Indeed, judging from her live shows and 50 Foot Wave’s scorching records – to date, one album and two EPs – she might be better than ever. And she’s done it while raising four children and maintaining what, judging from her highly articulate and readable blog, seems like a relatively normal family life.
Hersh in conversation – bright, brash and likable – seems a world away from the tormented, obsessive, shadow-haunted soul that you hear on her records, moaning like a lunatic or shrieking like a banshee. Hersh shrugs it off.
“”I didn’t know what I was doing,”” Hersh said of her early work. “”I’m still not exactly sure what I’m doing! Even listening to Throwing Muses for me now is kind of confusing.””
Like Bob Dylan, who has said that he feels like a “”ghost”” was responsible for writing his greatest songs, Hersh seems to regard herself as a sort of conduit for something else that speaks through her.
“”I don’t think I’ve ever written a song on purpose. They just kind of appear in my head and I write them down,”” she said.
Hersh said she’s happy with her long-awaited new solo album, Learn to Sing Like a Star, scheduled for a January release. The album took almost a year to make, but she thinks the extra time paid off.
“”I didn’t leave the studio wishing I’d had more time.
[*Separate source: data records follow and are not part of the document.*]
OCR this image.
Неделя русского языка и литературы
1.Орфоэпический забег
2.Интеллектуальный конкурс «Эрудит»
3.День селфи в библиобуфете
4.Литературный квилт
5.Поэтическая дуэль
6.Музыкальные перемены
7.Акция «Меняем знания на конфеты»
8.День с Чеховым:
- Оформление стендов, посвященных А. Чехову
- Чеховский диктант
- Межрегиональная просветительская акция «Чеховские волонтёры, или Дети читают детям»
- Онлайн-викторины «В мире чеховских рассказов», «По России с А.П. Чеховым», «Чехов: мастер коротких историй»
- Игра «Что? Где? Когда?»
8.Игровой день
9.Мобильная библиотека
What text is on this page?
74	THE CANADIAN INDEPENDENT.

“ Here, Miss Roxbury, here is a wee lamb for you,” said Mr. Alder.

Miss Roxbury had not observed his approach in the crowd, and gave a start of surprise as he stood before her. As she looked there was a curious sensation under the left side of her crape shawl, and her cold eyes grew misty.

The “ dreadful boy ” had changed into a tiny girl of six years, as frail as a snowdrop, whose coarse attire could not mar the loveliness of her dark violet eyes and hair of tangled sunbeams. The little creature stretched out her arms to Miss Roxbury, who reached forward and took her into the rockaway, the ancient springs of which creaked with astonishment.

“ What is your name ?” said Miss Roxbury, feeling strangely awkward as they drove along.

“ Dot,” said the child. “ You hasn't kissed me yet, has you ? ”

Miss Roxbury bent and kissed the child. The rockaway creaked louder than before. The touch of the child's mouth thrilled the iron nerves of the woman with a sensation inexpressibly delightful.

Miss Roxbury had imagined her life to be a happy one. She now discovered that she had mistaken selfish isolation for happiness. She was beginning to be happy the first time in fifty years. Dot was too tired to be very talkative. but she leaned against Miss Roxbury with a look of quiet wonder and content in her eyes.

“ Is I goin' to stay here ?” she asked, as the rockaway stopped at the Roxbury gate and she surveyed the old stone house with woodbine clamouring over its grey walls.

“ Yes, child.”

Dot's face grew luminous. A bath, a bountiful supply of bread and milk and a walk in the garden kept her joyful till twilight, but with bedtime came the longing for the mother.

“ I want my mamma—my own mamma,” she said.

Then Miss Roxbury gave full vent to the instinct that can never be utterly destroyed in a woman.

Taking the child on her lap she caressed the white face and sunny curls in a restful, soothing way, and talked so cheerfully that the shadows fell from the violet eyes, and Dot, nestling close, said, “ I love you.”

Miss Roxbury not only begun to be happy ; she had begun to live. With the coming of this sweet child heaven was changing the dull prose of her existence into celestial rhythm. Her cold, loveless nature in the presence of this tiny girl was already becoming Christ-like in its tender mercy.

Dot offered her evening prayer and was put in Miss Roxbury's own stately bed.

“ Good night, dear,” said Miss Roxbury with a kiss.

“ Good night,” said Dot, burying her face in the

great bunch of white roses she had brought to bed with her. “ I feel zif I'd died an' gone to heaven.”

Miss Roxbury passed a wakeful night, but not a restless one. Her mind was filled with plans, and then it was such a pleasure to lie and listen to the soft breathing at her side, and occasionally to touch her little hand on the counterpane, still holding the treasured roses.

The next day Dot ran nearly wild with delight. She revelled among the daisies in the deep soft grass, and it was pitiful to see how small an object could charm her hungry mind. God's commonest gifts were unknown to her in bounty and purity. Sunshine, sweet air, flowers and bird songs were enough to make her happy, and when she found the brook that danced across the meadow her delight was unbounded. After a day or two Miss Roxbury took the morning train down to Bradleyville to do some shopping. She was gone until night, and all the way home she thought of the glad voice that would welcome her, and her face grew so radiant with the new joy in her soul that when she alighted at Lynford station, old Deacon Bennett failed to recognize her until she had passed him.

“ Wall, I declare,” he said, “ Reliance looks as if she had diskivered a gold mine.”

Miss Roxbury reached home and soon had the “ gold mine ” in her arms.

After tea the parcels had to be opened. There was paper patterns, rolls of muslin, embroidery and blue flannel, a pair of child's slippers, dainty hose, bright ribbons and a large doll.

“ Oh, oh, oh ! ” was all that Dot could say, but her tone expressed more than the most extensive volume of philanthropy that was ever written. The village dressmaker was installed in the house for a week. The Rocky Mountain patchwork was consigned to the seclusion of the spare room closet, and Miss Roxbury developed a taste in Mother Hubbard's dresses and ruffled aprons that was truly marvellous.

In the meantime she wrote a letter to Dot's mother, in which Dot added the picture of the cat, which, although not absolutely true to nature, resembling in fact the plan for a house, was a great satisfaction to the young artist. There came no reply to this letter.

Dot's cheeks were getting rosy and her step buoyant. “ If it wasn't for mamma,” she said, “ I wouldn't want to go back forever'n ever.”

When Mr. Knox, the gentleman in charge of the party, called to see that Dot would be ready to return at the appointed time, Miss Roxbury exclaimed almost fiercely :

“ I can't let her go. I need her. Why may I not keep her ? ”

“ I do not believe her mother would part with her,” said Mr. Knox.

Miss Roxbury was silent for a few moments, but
I always do, but this time I didn’t.””
Surprisingly, Hersh said she never listens to other people’s records and only listens to her own when she has to re-learn (or “”download,”” as she puts it) the older songs for touring.
“”Yeah, I hate music!”” Hersh laughed. “”If it’s good, it hurts my feelings; if it’s bad, it makes me angry.””
Hersh may hurt your feelings, but by that definition, you can rest assured that she’ll never make you angry.
Hersh is playing at the Club Congress 21st Birthday Celebration on Sunday. Doors open at 5 p.m. and admission for the night is $10.